Reletivity question

1. Sep 25, 2008

fredrick08

1. The problem statement, all variables and given/known data
An event has spacetime coordinates (x, t) = (1200 m, 2.0 μs) in reference frame S. What are
the event’s spacetime coordinates
(i) in reference frame S′ that moves in the positive x-direction at 0.8c and
(ii) in reference frame S′′ that moves in the negative x-direction at 0.8c?

2. Relevant equations
x'=$$\gamma$$x-vt
t'=$$\gamma$$t-vx/c^2
gamma=1/root(1-beta^2)
beta=v/c

3. The attempt at a solution
ok this is wat i did since v=0 i did.
x'=$$\gamma$$x=(1200/(1-.8^2))=2000m
t'=$$\gamma$$t=(2x10^-6/(1-.8^2)=3.33$$\mu$$s

x"=x-$$\gamma$$x=1200-x'=-800m
t"=t'=3.33$$\mu$$s

im not sure about wat ive done just having doubts, could someone plz confirm, or help me fix my mistake... thx

Last edited: Sep 25, 2008
2. Sep 25, 2008

fredrick08

anyone have any ideaS?

3. Sep 25, 2008

fredrick08

anyone?

4. Sep 25, 2008

Perillux

most of it looks right, but I think you may have made a mistake when you were solving for x".

You also have your basic equations wrong.
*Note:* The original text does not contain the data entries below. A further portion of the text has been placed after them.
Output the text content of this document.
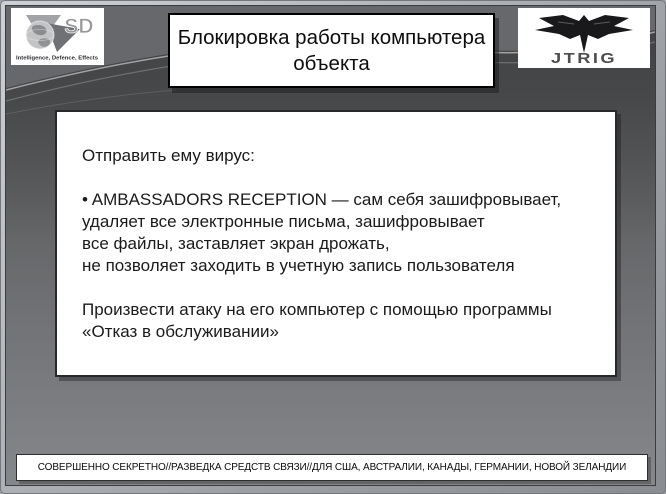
SD
Intelligence, Defence, Effects
Блокировка работы компьютера объекта	JTRIG
Отправить ему вирус:
• AMBASSADORS RECEPTION — сам себя зашифровывает,
удаляет все электронные письма, зашифровывает
все файлы, заставляет экран дрожать,
не позволяет заходить в учетную запись пользователя
Произвести атаку на его компьютер с помощью программы
«Отказ в обслуживании»
СОВЕРШЕННО СЕКРЕТНО//РАЗВЕДКА СРЕДСТВ СВЯЗИ//ДЛЯ США, АВСТРАЛИИ, КАНАДЫ, ГЕРМАНИИ, НОВОЙ ЗЕЛАНДИИ
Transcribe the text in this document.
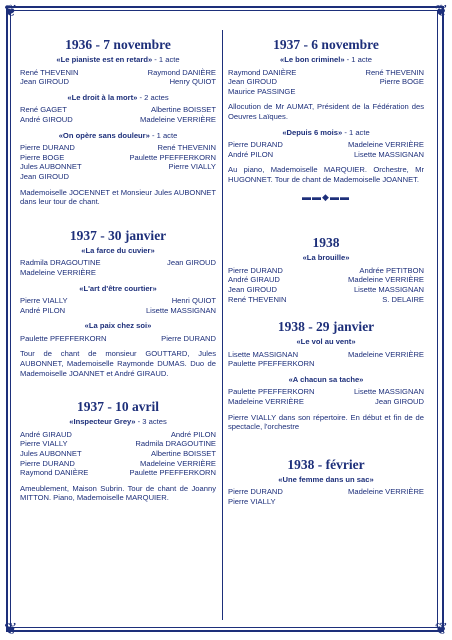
❦	❦
❦	❦
1936 - 7 novembre
«Le pianiste est en retard» - 1 acte
René THEVENIN	Raymond DANIÈRE
Jean GIROUD	Henry QUIOT
«Le droit à la mort» - 2 actes
René GAGET	Albertine BOISSET
André GIROUD	Madeleine VERRIÈRE
«On opère sans douleur» - 1 acte
Pierre DURAND	René THEVENIN
Pierre BOGE	Paulette PFEFFERKORN
Jules AUBONNET	Pierre VIALLY
Jean GIROUD
Mademoiselle JOCENNET et Monsieur Jules AUBONNET dans leur tour de chant.
1937 - 30 janvier
«La farce du cuvier»
Radmila DRAGOUTINE	Jean GIROUD
Madeleine VERRIÈRE
«L'art d'être courtier»
Pierre VIALLY	Henri QUIOT
André PILON	Lisette MASSIGNAN
«La paix chez soi»
Paulette PFEFFERKORN	Pierre DURAND
Tour de chant de monsieur GOUTTARD, Jules AUBONNET, Mademoiselle Raymonde DUMAS. Duo de Mademoiselle JOANNET et André GIRAUD.
1937 - 10 avril
«Inspecteur Grey» - 3 actes
André GIRAUD	André PILON
Pierre VIALLY	Radmila DRAGOUTINE
Jules AUBONNET	Albertine BOISSET
Pierre DURAND	Madeleine VERRIÈRE
Raymond DANIÈRE	Paulette PFEFFERKORN
Ameublement, Maison Subrin. Tour de chant de Joanny MITTON. Piano, Mademoiselle MARQUIER.
1937 - 6 novembre
«Le bon criminel» - 1 acte
Raymond DANIÈRE	René THEVENIN
Jean GIROUD	Pierre BOGE
Maurice PASSINGE
Allocution de Mr AUMAT, Président de la Fédération des Oeuvres Laïques.
«Depuis 6 mois» - 1 acte
Pierre DURAND	Madeleine VERRIÈRE
André PILON	Lisette MASSIGNAN
Au piano, Mademoiselle MARQUIER. Orchestre, Mr HUGONNET. Tour de chant de Mademoiselle JOANNET.
▬▬◆▬▬
1938
«La brouille»
Pierre DURAND	Andrée PETITBON
André GIRAUD	Madeleine VERRIÈRE
Jean GIROUD	Lisette MASSIGNAN
René THEVENIN	S. DELAIRE
1938 - 29 janvier
«Le vol au vent»
Lisette MASSIGNAN	Madeleine VERRIÈRE
Paulette PFEFFERKORN
«A chacun sa tache»
Paulette PFEFFERKORN	Lisette MASSIGNAN
Madeleine VERRIÈRE	Jean GIROUD
Pierre VIALLY dans son répertoire. En début et fin de de spectacle, l'orchestre
1938 - février
«Une femme dans un sac»
Pierre DURAND	Madeleine VERRIÈRE
Pierre VIALLY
Check here:

for example it should be
x'=(gamma) (x-vt)
NOT
x'=(gamma)x - vt

5. Sep 25, 2008

gabbagabbahey

For part (i), v=+0.8c while for part (ii) v=-0.8c ...why did you have v=0 before?

6. Sep 25, 2008

fredrick08

ya i know i stuffed that part up... well becasue in my mind v=0 coz the event isnt moving?? and beta=0.8c???

7. Sep 25, 2008

fredrick08

coz if i change it to x'=gamma(x-vt)=(1200-((.8*3x10^8)*2x10^-6))/0.6=1200m????
if thats wat ur ur suggesting gabba.. beat=v/c=>v=beta*c=2.4x10^8m/s?

8. Sep 25, 2008

fredrick08

and t' would equal -2us?

9. Sep 25, 2008

fredrick08

na v has to equal 0... so x'=1200/0.6=2000m
t'=2x10^-6/.6=3.33us
im not 100% sure with x" and t"
but it makes sense to me if x"=x-x'=-800m
and because the direction doesnt effect the time then the time in both reference fromes should be equal.. thus t"=t'=3.33us??

can anymore ppl confirm this??

10. Sep 25, 2008

Staff: Mentor

These parts look OK to me.

Take the same approach for S''. What's the only thing that changes in the Lorentz transformations?

11. Sep 25, 2008

fredrick08

oh ok then ummm the only thing that changes is v??

12. Sep 25, 2008

fredrick08

so x"=x-x'=1200-1200=0m
but does t" still equal t'=2us?

13. Sep 25, 2008

fredrick08

can i ask doc al, y do u think that v= something when the event isnt moving?? coz its the complete opposite of what me and perillux think..

14. Sep 25, 2008

Staff: Mentor

Yes. If for S', v = +.8c, what will v equal in the formulas for S''?

I have no idea where you got these values.

15. Sep 25, 2008

Staff: Mentor

Events don't move. v is the speed of the frame, not the event.

You need to read up on the Lorentz transformations and what they mean.

16. Sep 25, 2008

fredrick08

sorry i kinda just thought wat would make sense to me... so for x" and t" instead of beta=1/root(1-.8^2) its -.8? but then doesnt that negative cancel with the square??

so x"=(1/root(1--.8^2))(1200-(0.8*3x10^8)(2x10^-6))=562m?? i dotn think thats rite..

17. Sep 25, 2008

Staff: Mentor

The value of gamma (not beta!) doesn't change, since the v is squared. But that's not the only place that v appears.

18. Sep 25, 2008

fredrick08

ok i found another eqn in book under lorentz... im sorry my book is really bad, and just formulas and not words... ct'=x'=gamma*t(c-v)=2x10^-6(3x10^8-(0.8*3x10^8))/0.6=200m??? y am i getting different answers for the same things??

19. Sep 25, 2008

fredrick08

ok yes so if x' and t' are correct then all x" and t" is....
x"=(1200-((-.8*3x10^8)*2x10^-6))/0.6=2800m
t"=(2x10^-6-((-.8*3x10^8)*1200)/(3x10^8)^2))/0.6)=8.66us?